"how urgent?" wondered the Colonel
… and it all comes back to the same fundamental question. “How urgent is this?” No, I’m serious here. What do you really feel is going to happen? Not some abstract theory about possible consequences, what you actually believe. Because if you really believe — truly, deep down, like you believe the sun’s going to rise tomorrow — if you really believe the consequences of resource depletion are as dire as you’re telling me. And if you really believe that the only way to avoid a complete catastrophe is the implementation of some kind of global social re-engineering project that radically changes almost every aspect of society, then the only remaining issue to resolve is… how much time do we need to find an isolated rural home and learn to grow potatoes?
Because there’s just no way the changes you’re suggesting will ever happen. No way the world, humanity as a whole, is capable of the kind of changes you’re talking about. It. Will. Not. Happen.

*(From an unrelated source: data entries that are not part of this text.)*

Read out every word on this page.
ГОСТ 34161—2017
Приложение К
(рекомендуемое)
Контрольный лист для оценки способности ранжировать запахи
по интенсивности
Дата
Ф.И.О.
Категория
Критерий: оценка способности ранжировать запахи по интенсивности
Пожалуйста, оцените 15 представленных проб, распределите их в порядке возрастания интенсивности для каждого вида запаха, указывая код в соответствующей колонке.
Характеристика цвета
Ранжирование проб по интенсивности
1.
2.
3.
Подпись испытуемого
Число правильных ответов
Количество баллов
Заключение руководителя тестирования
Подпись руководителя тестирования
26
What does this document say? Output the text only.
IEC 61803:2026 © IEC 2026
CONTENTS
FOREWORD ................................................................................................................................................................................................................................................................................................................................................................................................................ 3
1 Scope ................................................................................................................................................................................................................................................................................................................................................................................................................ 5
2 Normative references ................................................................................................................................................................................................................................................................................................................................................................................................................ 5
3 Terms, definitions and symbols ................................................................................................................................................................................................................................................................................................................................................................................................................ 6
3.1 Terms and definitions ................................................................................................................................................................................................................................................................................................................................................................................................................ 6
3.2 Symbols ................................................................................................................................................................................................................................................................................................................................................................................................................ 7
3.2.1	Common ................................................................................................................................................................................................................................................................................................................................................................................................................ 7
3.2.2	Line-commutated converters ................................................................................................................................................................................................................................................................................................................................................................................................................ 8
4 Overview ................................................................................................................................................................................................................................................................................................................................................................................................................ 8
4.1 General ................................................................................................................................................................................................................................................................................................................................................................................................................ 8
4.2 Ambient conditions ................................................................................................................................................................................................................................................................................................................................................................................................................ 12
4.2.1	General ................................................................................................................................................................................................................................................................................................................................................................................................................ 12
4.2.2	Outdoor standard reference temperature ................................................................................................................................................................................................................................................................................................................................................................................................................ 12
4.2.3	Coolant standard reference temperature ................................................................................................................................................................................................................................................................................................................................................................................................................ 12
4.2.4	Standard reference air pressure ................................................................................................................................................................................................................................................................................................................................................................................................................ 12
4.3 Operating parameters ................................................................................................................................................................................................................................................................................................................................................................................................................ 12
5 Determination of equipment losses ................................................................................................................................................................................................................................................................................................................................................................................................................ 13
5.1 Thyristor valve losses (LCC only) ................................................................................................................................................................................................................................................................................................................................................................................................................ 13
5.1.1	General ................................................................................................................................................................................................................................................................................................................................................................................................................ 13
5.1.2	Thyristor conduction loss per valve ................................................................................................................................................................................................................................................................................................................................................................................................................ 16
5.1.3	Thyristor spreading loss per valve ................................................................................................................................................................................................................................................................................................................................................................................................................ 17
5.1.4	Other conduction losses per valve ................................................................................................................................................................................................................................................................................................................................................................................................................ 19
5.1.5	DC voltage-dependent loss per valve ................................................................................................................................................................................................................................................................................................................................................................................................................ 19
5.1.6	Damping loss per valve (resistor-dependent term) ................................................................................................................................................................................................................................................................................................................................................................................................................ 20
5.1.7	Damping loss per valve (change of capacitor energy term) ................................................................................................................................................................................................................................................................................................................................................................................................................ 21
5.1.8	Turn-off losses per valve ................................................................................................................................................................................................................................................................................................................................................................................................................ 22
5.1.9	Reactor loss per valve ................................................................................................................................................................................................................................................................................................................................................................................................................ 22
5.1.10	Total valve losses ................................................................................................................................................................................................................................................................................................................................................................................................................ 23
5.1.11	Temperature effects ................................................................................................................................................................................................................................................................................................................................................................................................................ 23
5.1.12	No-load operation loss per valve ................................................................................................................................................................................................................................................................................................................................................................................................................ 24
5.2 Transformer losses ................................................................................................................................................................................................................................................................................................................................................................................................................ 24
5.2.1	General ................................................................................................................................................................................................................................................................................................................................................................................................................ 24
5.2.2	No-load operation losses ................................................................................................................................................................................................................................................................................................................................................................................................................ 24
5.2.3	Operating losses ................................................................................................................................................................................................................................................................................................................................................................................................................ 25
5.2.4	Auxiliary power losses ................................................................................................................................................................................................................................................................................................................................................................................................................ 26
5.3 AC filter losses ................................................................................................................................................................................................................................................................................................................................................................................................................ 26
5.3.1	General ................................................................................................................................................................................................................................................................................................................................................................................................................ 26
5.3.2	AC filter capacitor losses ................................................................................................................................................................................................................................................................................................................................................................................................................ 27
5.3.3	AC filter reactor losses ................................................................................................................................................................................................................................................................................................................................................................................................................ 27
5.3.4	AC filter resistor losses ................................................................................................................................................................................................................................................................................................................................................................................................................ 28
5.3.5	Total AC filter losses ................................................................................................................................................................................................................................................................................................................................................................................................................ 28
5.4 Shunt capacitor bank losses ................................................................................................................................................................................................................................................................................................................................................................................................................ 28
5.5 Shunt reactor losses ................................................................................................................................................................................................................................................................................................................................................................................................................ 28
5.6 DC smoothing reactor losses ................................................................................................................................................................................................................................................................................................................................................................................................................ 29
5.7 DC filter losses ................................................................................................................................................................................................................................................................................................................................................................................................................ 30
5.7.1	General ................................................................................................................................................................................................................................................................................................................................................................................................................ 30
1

If the options are, and I’m going out on a limb here and granting for the sake of argument that they are, “planned global change to sustainability per your definition” or “self-destruction via over-consumption” then we may as well get loaded and enjoy the ride, because we live in a society pre-programmed to choose the latter. It’s not even up for discussion. Every decision we’ve made since deciding that fire and the wheel were good ideas has been about choosing the latter option, and it’s just ridiculous to suggest that an “appeal to reason” could possibly alter that programming.
Now, I’m yet to be convinced that resource depletion is the problem you say it is. Though I don’t deny that you make a very convincing case. Of course, you’d probably be even more convincing if you dropped all that philosophical guff about collective psyches and… what was that phrase you kept using…? “ecology of mind”? Ninety percent of people simply have no idea what those words mean, and they won’t take the time to find out. So you lose them. They think you’re talking down to them, or trying to make them feel stupid. And ain’t nobody going to sign your petitions or adopt your manifesto or join your party… not if you make them feel stupid.
Of course, that doesn’t mean they’re not stupid and you aren’t completely right, but the best way to convince people to act in a certain way is to make them believe it was their idea to act that way in the first place. And you won’t do that with the alienating language of academia…
(leastways that’s roughly what Colonel Gaddafi said to me in my dream the other night. In an American accent)
UPDATE 16:47: It’s probably worth pointing out that the dream concluded with me chasing Danny DeVito through a furniture store. We were on skateboards. So I’m not sure how much I should read into it.